God. The things I worry about.
Although if I do end up taking the plunge, I better finish up whatever bucket list blonde ambitions I have left beforehand. I don’t think I’ll go dark that soon, but it’s just something to think about for the year. I see myself staying blonde for 2020 at least, but that transition is definitely on the table for the next few years. I definitely did complete a lot of looks and cosplays I wanted in the time I’ve been blonde and I’m content with a lot of it so I do feel like the time is coming to a close on this chapter. I’m slowly becoming okay with this possible change and not so much devastated anymore about it eventually happening.
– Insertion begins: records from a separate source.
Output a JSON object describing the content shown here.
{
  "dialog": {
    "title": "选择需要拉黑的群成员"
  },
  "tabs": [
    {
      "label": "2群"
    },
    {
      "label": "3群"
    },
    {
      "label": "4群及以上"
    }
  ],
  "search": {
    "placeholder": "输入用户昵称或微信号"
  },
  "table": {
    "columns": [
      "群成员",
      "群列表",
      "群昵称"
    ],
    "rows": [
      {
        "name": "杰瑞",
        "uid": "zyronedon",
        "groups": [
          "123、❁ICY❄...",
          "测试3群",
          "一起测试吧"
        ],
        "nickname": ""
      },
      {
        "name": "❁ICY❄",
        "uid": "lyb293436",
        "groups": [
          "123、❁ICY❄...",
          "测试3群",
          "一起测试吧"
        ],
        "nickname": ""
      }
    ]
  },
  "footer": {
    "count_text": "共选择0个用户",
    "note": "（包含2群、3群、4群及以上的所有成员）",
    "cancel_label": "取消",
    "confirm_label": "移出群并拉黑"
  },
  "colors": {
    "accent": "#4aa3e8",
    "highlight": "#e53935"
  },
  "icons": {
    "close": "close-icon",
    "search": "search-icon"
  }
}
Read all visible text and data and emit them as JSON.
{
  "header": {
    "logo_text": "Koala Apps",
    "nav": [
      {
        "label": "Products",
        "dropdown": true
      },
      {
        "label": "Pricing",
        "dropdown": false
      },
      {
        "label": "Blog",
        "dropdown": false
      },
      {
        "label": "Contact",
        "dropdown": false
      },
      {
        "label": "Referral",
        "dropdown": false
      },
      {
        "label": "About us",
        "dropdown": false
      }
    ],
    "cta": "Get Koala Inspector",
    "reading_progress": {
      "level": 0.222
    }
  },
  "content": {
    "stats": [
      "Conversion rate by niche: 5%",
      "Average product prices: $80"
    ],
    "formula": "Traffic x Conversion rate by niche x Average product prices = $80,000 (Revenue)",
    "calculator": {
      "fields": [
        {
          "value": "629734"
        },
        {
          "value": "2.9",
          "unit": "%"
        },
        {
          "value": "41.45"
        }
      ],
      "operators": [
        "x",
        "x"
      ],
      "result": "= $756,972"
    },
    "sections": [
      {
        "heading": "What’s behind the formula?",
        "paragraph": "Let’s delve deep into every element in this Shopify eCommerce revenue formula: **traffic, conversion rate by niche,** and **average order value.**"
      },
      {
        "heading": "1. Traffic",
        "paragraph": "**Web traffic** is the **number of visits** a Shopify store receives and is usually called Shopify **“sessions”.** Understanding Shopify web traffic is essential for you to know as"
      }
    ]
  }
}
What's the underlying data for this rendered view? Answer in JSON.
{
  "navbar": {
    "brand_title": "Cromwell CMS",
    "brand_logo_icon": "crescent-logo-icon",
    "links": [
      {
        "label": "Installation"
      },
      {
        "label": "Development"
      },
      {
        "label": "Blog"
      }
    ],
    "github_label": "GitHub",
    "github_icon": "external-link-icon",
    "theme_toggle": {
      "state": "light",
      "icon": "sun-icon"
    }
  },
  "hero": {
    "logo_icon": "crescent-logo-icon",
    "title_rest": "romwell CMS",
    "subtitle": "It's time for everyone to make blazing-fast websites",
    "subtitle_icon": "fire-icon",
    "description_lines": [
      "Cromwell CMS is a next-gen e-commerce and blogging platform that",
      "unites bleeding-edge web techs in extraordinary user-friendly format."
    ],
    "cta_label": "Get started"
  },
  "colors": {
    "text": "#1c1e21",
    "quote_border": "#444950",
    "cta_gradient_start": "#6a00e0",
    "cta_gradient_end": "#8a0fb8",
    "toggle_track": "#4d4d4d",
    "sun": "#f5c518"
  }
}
It’s funny because as I get older, I’ve started getting lazier with a lot of things. I just don’t want to put as much time into certain things anymore. I want my hair maintenance to be simpler and my daily makeup routine to be faster so I can just bounce out the door. I wouldn’t call it letting myself go, more so that I’m just growing up and wanting different things as I grow into a different person than I was yesterday. Of course, I will still enjoy the special occasions I get to take my time and dress up and do my hair and makeup all nice. But for everyday ease, I’m starting to want a faster process/routine. I wouldn’t call it lower maintenance, but rather for efficiency’s sake. Let’s be real, I’m still going to look extra to the world, no matter how much I simplify myself.
Sometimes I wonder if my parents had let me dye my hair all those years ago in high school, if I would still be in this scenario. Would I have grown out of this already? Or would I still be stuck in this hair identity dilemma. This is probably why Lady Gaga’s song Hair resonates with me. I definitely enjoyed all the fun I had with my hair in my 20s, as I was finally free from my parents’ rule of me and my self-expression through fashion, makeup and hair. It’s funny coming from a household where I couldn’t wear any makeup, dye my hair or wear anything crazy. I doubt I look like anything my parents envisioned but today they’re finally accepting of me.
I’ll always love my blonde days and I love all the photos I have from this crazy time in my life and I can’t wait to show my kid(s) these pics one day if I ever decide to have them and tell them all about how young, dumb and blonde I was. It’s going to feel like a past life and a totally different me that they’ll never believe existed, haha!